Wiscasset Village Antiques hosts new high in dealers

Stars, little girl seeking butter churn have passed through doors of longtime Route One business
Sat, 03/11/2017 - 7:15am

In the decade and a half since Wiscasset Village Antiques opened under its earlier name Avalon Antiques, manager Sparky Lindsey has met Barbra Streisand, John Travolta and wife Kelly Preston, Martha Stewart and Kirstie Alley there.

Lindsey tells customers they can take their dogs into the side yard, where Streisand took her own dog. “I was more impressed by that than anything, that she took her own dog out ...”

Lindsey has also seen a man buy a promise ring and later return for an engagement ring. Since then, he’s been back for jewelry as family gifts. “Things like that are important to us ... It’s great to have those relationships with the community evolve like that.”

Then there was the little girl who was a big fan of the “Little House on the Prairie” series. She wanted a butter churn more than anything else for Christmas.
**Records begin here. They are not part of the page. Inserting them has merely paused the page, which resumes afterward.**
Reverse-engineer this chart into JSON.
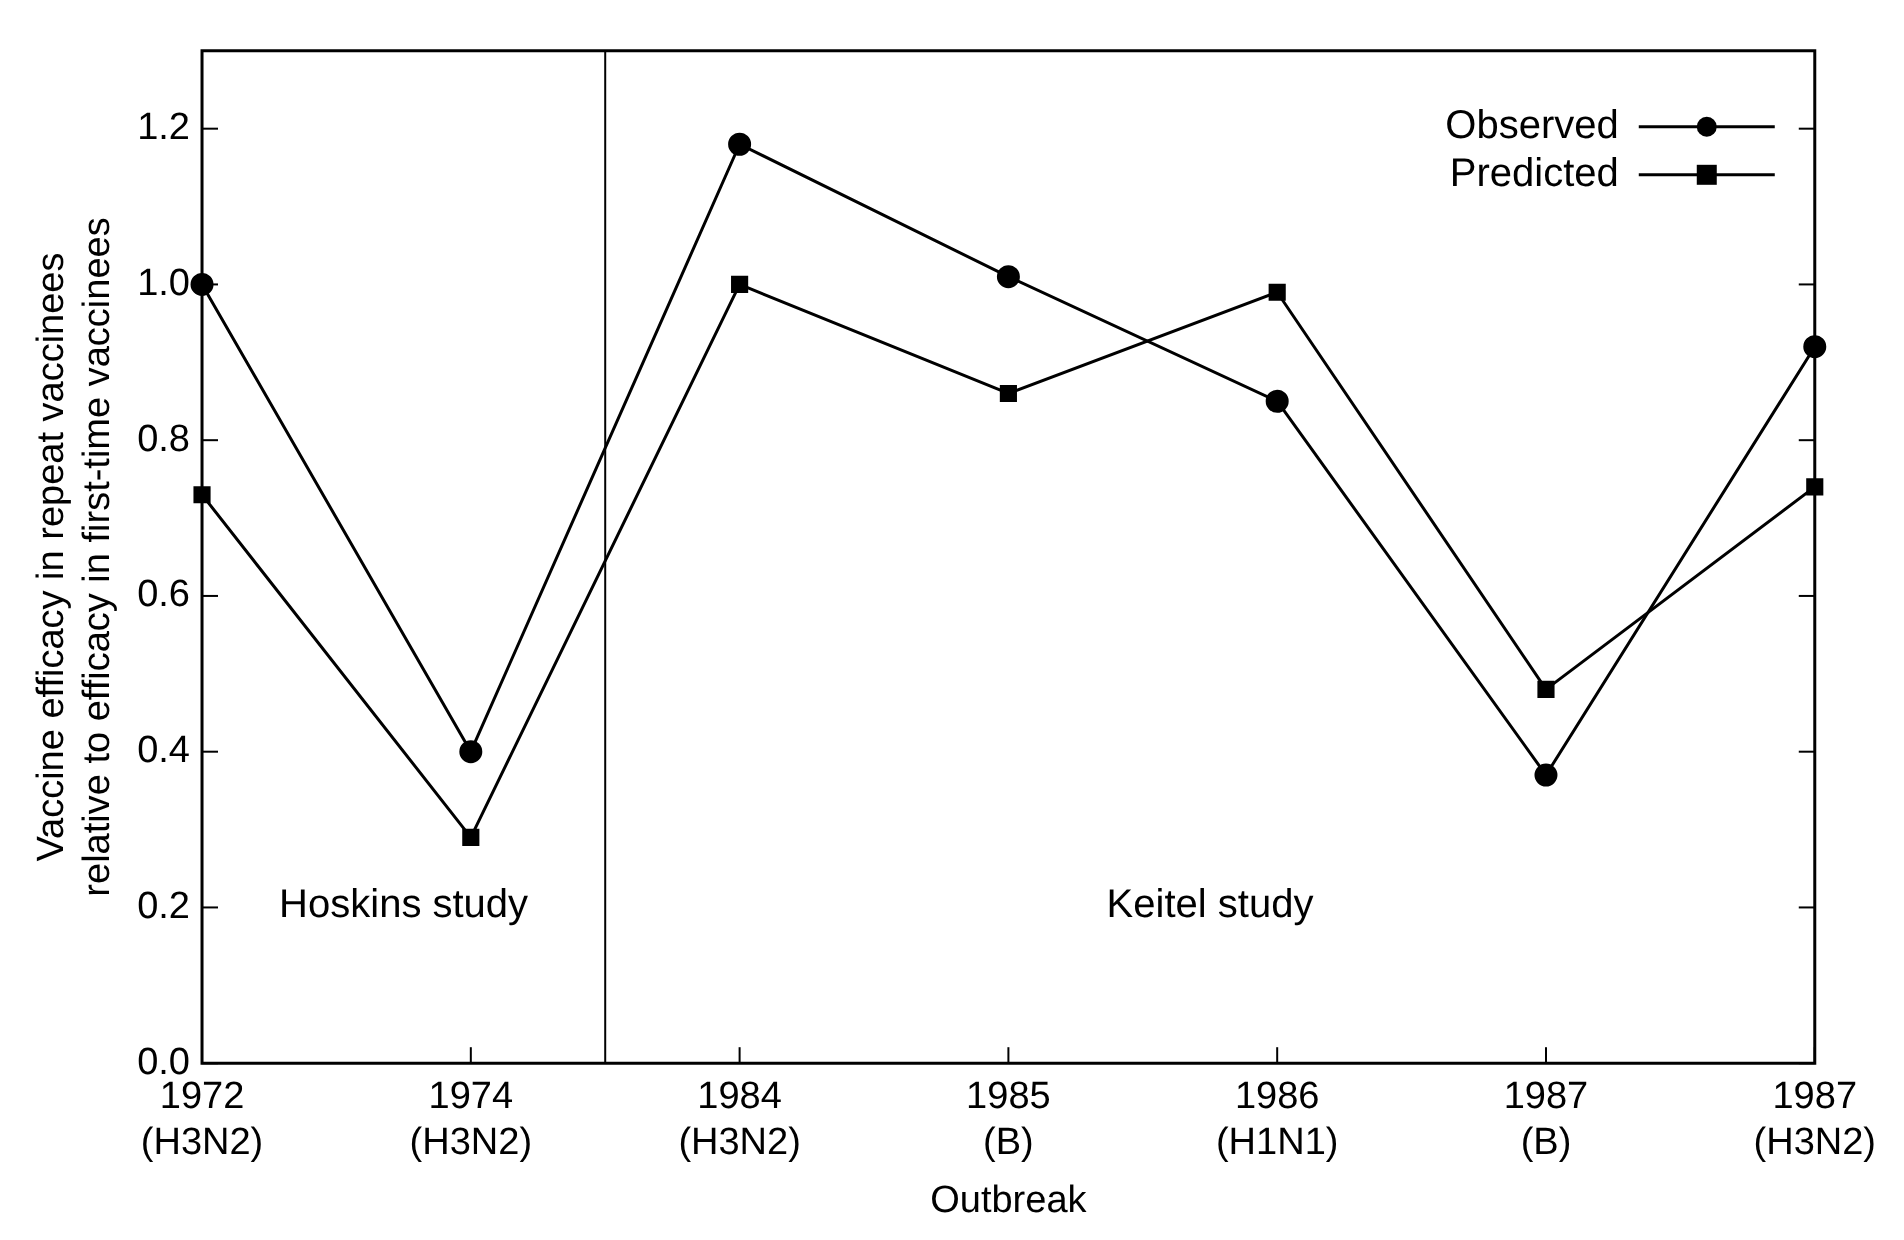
{
  "chart_data": {
    "type": "line",
    "xlabel": "Outbreak",
    "ylabel": "Vaccine efficacy in repeat vaccinees\nrelative to efficacy in first-time vaccinees",
    "categories": [
      "1972\n(H3N2)",
      "1974\n(H3N2)",
      "1984\n(H3N2)",
      "1985\n(B)",
      "1986\n(H1N1)",
      "1987\n(B)",
      "1987\n(H3N2)"
    ],
    "series": [
      {
        "name": "Observed",
        "color": "#000000",
        "marker": "circle",
        "values": [
          1.0,
          0.4,
          1.18,
          1.01,
          0.85,
          0.37,
          0.92
        ]
      },
      {
        "name": "Predicted",
        "color": "#000000",
        "marker": "square",
        "values": [
          0.73,
          0.29,
          1.0,
          0.86,
          0.99,
          0.48,
          0.74
        ]
      }
    ],
    "ylim": [
      0,
      1.3
    ],
    "yticks": [
      {
        "value": 0,
        "label": "0.0"
      },
      {
        "value": 0.2,
        "label": "0.2"
      },
      {
        "value": 0.4,
        "label": "0.4"
      },
      {
        "value": 0.6,
        "label": "0.6"
      },
      {
        "value": 0.8,
        "label": "0.8"
      },
      {
        "value": 1,
        "label": "1.0"
      },
      {
        "value": 1.2,
        "label": "1.2"
      }
    ],
    "annotations": [
      "Hoskins study",
      "Keitel study"
    ],
    "grid": false,
    "legend": "top right",
    "line_style": "solid"
  }
}
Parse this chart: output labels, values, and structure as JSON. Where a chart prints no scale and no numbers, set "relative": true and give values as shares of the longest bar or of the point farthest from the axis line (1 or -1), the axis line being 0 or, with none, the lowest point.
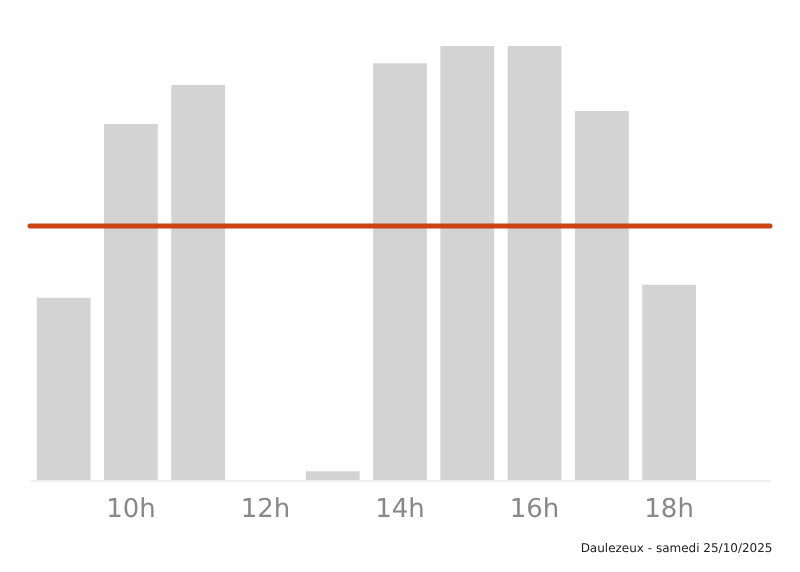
{
  "chart_data": {
    "type": "bar",
    "relative": true,
    "categories": [
      null,
      "10h",
      null,
      "12h",
      null,
      "14h",
      null,
      "16h",
      null,
      "18h",
      null
    ],
    "values": [
      0.42,
      0.82,
      0.91,
      0,
      0.02,
      0.96,
      1,
      1,
      0.85,
      0.45,
      0
    ],
    "color": "#d3d3d3",
    "ref_lines": [
      {
        "axis": "y",
        "value": 0.585,
        "color": "#cc4411"
      }
    ],
    "grid": false,
    "annotations": [
      "Daulezeux - samedi 25/10/2025"
    ]
  }
}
The family found an 1800s one there, for about $125, Lindsey recalled.

When the dealer heard it was for a 10-year-old girl, she dropped the price to $85, Lindsey said. Sold.

“We do everything we can to support the younger ones,” she said.

Bringing antique dealing into the digital age for the next generation of shoppers is one of the issues Lindsey works on as a member of the board of the Maine Antique Dealers Association. But she said, in one respect, online shopping doesn’t compare to in-person. “The best part is actually finding the treasure, being able to see it, touch it, see the condition. And a lot of people have cottages, and they need something, but they don’t know quite what ... then when they come in, they say, ‘Oh, that’s what I needed for that blank spot.’ You just know it when you see it.”

The business’ continued success has a lot to do with Lindsey’s familiarity with many of the customers and dealers, according to the owners and a dealer interviewed. Lindsey and the others also cited the Route One, Wiscasset location as a help. Bill Belmore owned it there as Avalon Antiques. He died in 2013; his widow Pam Belmore kept it open and then sold it to Danny Lester and Rick Moore in 2015.

The two Westport Island men renamed it and took other steps including remaking the attic into consignment space. As of early 2017, half that space was open to customers with the rest expected to be by summer.

The sale space isn’t all that’s growing at 536 Bath Road. The owners said the list of vendors as of early 2017 stood at 105, an all-time high, up from about 70 when Moore, now a Wiscasset resident, and Lester bought the business. As of the latest interviews, there was a waiting list. At its prior peak when Bill Belmore was at the helm, the business had about 100 dealers, Lindsey recalled.

South Bristol’s Millie Edwards has been selling her antique lighting and other items there for about a year; it’s her first time renting in an antiques mall, she said. Asked why she picked Moore’s and Lester’s, Edwards cited the traffic it gets and the atmosphere inside.  “A wonderful manager, and it’s very friendly and warm,” she said on the phone at her and Ron Edwards’ camp at Damariscotta Pond. Her husband of 46 years is her right-hand helper in the space at Wiscasset Village Antiques, she said.

The business is open seven days a week year-round: 9 a.m. to 7 p.m. June through September; 9 a.m. to 5 p.m. the rest of the year. The phone number is 207-882-4029.